Success stays with he who, in addition to professional mastery and skill, has a idea of plasticity. It is actually the presence of this idea that allows one to speak about a sculptor's individuality, his ability to create memorable works.
Sculptor Valery Yevdokimov belongs to those who possess such an idea of plasticity. I do not wish to sound profane with regard to the artist, but the theme of his work it is not of great importance to Valery Yevdokimov – be it "Family" (1977), "Concert of S. Richter" (1979), "Landscape. Ferapontovo" (1979), or "Ascension", "Dream" (1985), or "Contemplation" (1988). The basis of his creative method is determined, as he says himself, 'by the premonition of the inevitability of occurrence. This premonition comes about… during the making of the piece… it's a feeling of purification, transition into the world of free development of form and of a mysteriously attractive space. And this is underlain, sometimes at the level of subconsciousness, by an idea of plasticity.
It is noteworthy that the sculptor deems it necessary to add: "The absolute dimensions of plasticity are of no significance here.
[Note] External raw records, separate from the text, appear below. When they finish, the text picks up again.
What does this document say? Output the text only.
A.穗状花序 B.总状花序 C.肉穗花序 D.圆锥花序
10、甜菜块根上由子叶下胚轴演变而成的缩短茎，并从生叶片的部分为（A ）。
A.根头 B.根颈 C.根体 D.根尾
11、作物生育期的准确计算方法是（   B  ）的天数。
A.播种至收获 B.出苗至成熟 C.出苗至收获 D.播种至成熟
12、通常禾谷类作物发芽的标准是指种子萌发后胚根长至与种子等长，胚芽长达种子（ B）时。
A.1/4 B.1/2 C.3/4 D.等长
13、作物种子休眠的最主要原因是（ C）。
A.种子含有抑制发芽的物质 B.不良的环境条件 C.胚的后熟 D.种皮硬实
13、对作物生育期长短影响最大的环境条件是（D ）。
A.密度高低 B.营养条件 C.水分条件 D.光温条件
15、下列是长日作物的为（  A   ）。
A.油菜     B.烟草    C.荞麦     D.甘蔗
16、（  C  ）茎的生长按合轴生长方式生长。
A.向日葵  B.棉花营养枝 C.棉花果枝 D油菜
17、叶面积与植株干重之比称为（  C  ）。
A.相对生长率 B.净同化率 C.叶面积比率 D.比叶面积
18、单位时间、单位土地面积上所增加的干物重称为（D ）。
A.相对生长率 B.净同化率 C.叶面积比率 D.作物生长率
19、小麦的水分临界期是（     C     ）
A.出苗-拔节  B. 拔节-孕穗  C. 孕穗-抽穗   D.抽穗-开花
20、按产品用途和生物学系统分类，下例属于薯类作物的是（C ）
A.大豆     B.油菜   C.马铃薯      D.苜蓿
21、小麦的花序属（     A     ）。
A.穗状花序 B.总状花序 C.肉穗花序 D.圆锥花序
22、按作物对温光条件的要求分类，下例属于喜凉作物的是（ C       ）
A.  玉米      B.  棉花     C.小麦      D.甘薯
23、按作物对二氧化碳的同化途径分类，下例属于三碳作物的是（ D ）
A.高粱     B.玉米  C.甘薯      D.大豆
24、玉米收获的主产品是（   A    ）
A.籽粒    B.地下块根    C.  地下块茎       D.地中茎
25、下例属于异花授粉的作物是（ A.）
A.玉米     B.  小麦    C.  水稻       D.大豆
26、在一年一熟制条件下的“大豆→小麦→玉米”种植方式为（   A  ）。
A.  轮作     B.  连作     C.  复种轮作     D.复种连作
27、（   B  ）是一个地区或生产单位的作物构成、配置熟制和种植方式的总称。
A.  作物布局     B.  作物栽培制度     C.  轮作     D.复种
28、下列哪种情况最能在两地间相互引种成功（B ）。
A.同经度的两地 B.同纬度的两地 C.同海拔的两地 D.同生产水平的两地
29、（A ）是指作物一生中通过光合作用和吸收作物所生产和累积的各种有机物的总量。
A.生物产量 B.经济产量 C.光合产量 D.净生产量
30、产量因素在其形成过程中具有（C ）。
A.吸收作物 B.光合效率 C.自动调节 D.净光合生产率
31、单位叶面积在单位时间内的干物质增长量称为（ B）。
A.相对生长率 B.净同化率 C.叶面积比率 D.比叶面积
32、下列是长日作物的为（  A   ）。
And the subject matter is good in as much as it helps to perform the association with this world. The spatial quality of being becomes the real content of a piece of sculpture or of a drawing. It is this that renders the real depth to the theme and determines the artist's place both in the artistic and in the spiritual hierarchy. For the depth of the image is unattainable without penetration in the liberating and healing world of form, without the feeling of transcending space in the composition and its details. Hence connection between ethical and esthetical".
The dismemberment of form in his "Family" with its planimetric section of figures – as if being thrown away from the center by a shock wave and falling down from the horizontally shifted supporting platform – represents a demonstrative allegory of human division, symbolic of the tragedy of decomposition of the generalized formula of family. The hidden dynamics of masses in this work, and Yevdokomov's favored play on the diagonal in the composition, suffice to recall his "Ascension" (1980), "Soul and Body" (1975), "In Memoriam of Andrei Rublev" (1982), "Metamorphosis" (1987), and other works with their active dynamics of diagonal structure, which serve as a fine demonstration of the essential properties of the sculptor's idea of plasticity.